New capabilities include value-based care contract performance tracking, AI-powered patient prioritization, an Oracle Health companion app for closing care gaps, expanded content catalogs for MIPS and HEDIS, updated HCC classifications for risk adjustment, and cost/utilization analytics to better understand spend and demographics.
It cleanses, normalizes, and unifies data from multiple sources to create longitudinal patient records. Features like natural language query reporting, emergency medicine order analysis, social determinants screening, and antimicrobial stewardship analysis accelerate insights for clinical and business users.
It increases care team efficiency with AI-powered summaries that surface key patient information, including recent encounters and medication changes, and provides on-demand access to supplemental clinical records. This fosters better coordination, patient engagement, and improved care experiences.
By offering a cloud-based, cross-EHR solution for CMS’s Alternative Payment Model Performance Pathway (APP), it uses electronic clinical quality measures (eCQMs) to streamline reporting processes, enhance data accuracy, and ease compliance with Medicare and Medicaid regulations.
Organizations can expect optimized financial performance with better tracking of value-based care contracts, reduction in total cost of care, increased reimbursements, and improved understanding of costs and utilization among patients with chronic conditions through detailed analytics and reporting.
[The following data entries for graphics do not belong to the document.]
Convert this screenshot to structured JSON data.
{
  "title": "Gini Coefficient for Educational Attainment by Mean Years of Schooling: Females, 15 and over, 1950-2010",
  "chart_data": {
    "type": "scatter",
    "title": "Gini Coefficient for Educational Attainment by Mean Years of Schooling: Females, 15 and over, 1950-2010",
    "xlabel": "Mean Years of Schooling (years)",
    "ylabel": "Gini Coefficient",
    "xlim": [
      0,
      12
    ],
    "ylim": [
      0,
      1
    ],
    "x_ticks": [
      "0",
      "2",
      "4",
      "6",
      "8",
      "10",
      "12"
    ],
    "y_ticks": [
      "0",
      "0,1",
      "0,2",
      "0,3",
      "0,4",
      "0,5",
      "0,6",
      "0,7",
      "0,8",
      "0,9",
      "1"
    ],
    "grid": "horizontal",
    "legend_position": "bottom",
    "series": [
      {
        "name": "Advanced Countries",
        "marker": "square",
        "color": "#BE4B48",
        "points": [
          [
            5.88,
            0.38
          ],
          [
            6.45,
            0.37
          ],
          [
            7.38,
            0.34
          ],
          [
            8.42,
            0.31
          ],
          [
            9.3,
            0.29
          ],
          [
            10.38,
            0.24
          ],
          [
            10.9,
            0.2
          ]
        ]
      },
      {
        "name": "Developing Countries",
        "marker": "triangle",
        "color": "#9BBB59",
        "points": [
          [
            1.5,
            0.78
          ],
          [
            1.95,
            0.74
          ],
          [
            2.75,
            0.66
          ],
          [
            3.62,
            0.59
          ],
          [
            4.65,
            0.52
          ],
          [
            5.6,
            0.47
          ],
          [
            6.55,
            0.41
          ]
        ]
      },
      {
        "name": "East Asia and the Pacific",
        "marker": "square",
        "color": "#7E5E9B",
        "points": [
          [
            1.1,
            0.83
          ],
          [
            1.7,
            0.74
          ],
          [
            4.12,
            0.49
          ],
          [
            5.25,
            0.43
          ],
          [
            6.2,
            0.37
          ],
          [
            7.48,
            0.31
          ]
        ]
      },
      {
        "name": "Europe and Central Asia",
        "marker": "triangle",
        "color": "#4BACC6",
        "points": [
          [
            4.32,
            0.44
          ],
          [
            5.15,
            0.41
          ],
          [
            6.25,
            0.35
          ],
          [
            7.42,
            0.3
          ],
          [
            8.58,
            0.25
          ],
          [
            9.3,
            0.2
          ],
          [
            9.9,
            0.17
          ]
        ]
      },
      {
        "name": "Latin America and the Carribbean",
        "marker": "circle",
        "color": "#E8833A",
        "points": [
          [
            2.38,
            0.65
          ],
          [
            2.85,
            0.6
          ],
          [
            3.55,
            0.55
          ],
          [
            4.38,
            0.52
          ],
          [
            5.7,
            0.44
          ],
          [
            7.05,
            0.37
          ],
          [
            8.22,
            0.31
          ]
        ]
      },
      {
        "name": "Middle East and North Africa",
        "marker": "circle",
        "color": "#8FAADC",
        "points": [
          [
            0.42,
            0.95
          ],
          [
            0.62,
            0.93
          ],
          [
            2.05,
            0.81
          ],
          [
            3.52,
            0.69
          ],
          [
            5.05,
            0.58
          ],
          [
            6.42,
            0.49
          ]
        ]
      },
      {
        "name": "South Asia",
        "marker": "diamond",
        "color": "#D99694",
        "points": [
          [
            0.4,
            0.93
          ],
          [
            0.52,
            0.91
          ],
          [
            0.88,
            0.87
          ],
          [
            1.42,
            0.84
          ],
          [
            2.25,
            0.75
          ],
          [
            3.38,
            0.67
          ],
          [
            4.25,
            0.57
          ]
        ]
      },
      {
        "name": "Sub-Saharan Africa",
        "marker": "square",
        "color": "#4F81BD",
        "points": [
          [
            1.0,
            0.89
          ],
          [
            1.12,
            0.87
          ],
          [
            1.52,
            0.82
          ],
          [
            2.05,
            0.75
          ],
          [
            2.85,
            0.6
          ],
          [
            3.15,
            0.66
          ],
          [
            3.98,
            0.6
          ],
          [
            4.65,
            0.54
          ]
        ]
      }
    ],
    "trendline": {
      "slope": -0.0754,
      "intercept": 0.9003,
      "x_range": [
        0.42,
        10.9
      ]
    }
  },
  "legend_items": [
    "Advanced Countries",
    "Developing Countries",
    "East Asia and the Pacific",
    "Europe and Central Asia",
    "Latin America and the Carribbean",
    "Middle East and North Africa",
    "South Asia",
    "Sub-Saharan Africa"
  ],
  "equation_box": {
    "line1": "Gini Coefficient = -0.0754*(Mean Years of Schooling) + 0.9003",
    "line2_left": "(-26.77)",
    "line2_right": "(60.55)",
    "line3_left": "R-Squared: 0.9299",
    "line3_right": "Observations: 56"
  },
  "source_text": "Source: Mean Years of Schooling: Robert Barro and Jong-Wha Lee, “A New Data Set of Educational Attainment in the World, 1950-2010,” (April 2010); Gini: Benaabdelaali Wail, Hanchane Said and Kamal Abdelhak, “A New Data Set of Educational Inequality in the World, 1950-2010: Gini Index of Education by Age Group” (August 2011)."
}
By integrating comprehensive patient data and utilizing AI-driven insights, the system highlights missing or needed care services, supports documentation such as Hierarchical Condition Categories (HCC), and guides clinicians and care managers toward proactive interventions to close those gaps.
The platform runs on Oracle Cloud Infrastructure (OCI) which provides military-grade security used by national defense agencies and large enterprises, ensuring sensitive health data is protected with top-tier security standards against breaches and unauthorized access.